PROGRAMLAMADA YENİ EĞİLİMLER - Ünite 4: Mobil Programlama Özeti :
PAYLAŞ:Ünite 4: Mobil Programlama
Giriş
Son yıllarda mobil pazardaki rekabet arttıkça, bu pazardaki cihazlar yeni teknolojilerle donatılmakta, diğer yandan, cihazların yetenekleri arttıkça, bu yeteneklerin verimli bir şekilde kullanılabilmesinin sağlanması da işletim sistemine düşmektedir.
Mobil cihaz tipleri sadece akıllı telefonlar ve tabletlerle sınırlı olmamakta; akıllı kitaplar, televizyonlar, kameralar, saatler, kulaklıklar vb. giyilebilir cihazlarla ve daha pek çok teknolojik aletlerle hayatımızın içerisinde yer almaktadır.
Mobil cihazların donanım kabiliyetlerinin artmasıyla, ilgili donanımların özelliklerini kullanıcıyla buluşturan uygulamaların geliştirilmesi gündeme gelmektedir.
Yazılım geliştiriciler farklı mobil işletim sistemleri için kendine has mobil uygulama geliştirme platformlarını kullanarak fikirlerini uygulamaya dökmektedirler.
Mobil Uygulama Geliştirme Nedenleri
Mobil cihazlar için tasarlanmış ve kodlanmış yazılımlara mobil uygulama denir.
Mobil cihaz denildiğinde ilk olarak akıllara cep telefonu gelmektedir.
Kullanıcılar beğendikleri ve yararlı gördükleri uygulamaları aktif bir şekilde kullanarak, mobil cihazlarında muhafaza etmektedirler.
Mobil uygulama ile istendiği takdirde kullanıcılara mobil uygulama sayesinde ulaşılabilmekte, kampanya, duyuru vb. durumlardan haberdar olunabilmesi sağlanabilmektedir.
Mobil cihazların artmasıyla İnternetin mobile taşınması, web sitelerinin mobil cihazlarda kullanımının zorluğu kavramını beraberinde getirmiştir.
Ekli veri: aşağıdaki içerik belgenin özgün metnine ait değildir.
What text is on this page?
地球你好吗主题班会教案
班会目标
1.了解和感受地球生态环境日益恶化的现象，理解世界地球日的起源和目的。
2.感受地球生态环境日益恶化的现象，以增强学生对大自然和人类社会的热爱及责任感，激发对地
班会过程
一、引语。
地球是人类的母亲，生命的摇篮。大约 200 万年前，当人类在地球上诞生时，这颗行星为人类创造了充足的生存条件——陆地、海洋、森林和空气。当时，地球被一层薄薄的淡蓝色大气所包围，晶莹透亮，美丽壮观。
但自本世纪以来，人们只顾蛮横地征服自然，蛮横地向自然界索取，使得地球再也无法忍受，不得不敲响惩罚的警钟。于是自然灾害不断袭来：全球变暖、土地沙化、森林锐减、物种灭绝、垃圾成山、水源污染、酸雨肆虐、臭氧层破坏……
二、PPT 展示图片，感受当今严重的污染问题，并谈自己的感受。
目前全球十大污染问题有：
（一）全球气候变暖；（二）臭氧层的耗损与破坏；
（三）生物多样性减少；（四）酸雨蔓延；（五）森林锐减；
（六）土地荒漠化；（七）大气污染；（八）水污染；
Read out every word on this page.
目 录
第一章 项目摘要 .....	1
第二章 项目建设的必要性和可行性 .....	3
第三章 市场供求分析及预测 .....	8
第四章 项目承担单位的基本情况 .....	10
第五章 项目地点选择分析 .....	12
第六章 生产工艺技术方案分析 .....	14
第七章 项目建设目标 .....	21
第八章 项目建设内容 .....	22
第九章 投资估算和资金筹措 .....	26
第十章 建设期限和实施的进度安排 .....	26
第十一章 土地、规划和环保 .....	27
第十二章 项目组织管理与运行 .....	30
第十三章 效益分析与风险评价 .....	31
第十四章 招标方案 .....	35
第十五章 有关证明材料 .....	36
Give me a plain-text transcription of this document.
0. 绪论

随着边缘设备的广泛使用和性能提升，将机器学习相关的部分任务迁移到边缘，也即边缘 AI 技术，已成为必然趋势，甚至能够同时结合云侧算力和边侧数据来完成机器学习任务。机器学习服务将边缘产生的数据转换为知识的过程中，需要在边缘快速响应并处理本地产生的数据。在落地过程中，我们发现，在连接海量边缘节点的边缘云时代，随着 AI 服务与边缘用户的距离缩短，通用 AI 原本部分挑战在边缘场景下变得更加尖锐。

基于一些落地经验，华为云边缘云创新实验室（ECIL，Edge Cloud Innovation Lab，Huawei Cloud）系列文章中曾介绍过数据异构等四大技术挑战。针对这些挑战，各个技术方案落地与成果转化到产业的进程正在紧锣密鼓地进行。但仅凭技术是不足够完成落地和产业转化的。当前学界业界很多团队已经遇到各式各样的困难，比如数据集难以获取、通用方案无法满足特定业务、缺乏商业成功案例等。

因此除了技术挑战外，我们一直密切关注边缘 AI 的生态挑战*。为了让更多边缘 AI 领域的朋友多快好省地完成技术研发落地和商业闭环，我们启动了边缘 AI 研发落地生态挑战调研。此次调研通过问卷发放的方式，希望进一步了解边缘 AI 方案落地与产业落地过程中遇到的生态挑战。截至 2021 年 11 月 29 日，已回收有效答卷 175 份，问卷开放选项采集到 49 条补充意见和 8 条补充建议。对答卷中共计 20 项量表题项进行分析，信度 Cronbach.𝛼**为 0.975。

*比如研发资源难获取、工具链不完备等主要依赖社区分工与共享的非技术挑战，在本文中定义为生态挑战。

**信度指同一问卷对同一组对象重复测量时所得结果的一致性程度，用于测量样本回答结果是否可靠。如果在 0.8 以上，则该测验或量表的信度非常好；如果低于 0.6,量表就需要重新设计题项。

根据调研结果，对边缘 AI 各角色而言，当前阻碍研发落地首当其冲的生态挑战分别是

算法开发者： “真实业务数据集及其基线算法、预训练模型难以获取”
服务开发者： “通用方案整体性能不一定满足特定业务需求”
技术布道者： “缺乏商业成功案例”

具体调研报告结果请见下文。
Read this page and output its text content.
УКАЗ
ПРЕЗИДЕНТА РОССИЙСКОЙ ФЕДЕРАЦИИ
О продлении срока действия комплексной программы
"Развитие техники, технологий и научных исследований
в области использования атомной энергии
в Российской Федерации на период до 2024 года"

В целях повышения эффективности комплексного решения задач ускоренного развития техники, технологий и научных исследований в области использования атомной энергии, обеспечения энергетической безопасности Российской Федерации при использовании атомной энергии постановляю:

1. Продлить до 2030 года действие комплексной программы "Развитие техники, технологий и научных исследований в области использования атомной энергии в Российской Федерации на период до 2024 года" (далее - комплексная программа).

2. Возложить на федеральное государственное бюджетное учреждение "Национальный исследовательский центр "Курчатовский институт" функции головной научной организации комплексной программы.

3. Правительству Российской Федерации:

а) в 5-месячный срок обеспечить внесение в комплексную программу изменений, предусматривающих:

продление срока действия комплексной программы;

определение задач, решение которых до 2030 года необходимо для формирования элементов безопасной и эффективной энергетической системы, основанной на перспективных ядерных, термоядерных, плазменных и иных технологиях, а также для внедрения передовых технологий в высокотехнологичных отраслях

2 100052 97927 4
Mobil cihazlara uyarlanan web sayfasının kademeli olarak ekran boyutlarına küçültülüp büyütülebildiği tasarımlara responsive tasarım ismi verilmektedir.
Responsive tasarıma sahip olan web sayfalarına mobil cihaz kullanılarak girildiğinde menüler şekil değiştirip, genellikle üstten açılacak şekilde kullanımı kolay bir sürüme dönüşmektedir.
Mevcut ve potansiyel müşterilere ulaşmak isteyen firmalar, işlerini mobil uygulamalarla destekleyerek daha güçlü tanıtımlar yapmakta ve kurumsal iletişimlerini güçlendirmektedirler.
Arama motorları responsive tasarıma sahip olan siteleri ciddi şekilde desteklemektedir.
Mobil Uygulama Geliştirme Geçmişi ve Geleceği
Mobil uygulamanın çalışacağı platforma göre tasarım ve kodlama yapılmakta ve bu aşamada kullanılan yazılımın dili de değişkenlik göstermektedir.
Mobil işletim sistemleri içerisinde ilk üç sırayı Android, iOS, Windows Phone almış durumdadır.
Önceki dönemlerde programlama dilleriyle kodlama yapan geliştiricilerden, tek cihazdan veya tek markadan olan donanımlardan anlayarak yazılım geliştirmeleri beklenirken, günümüzde mobil cihazlar ve internet teknolojileri gelişmesine paralel olarak gerek kaynak gerekse platform zenginlikleri artmıştır.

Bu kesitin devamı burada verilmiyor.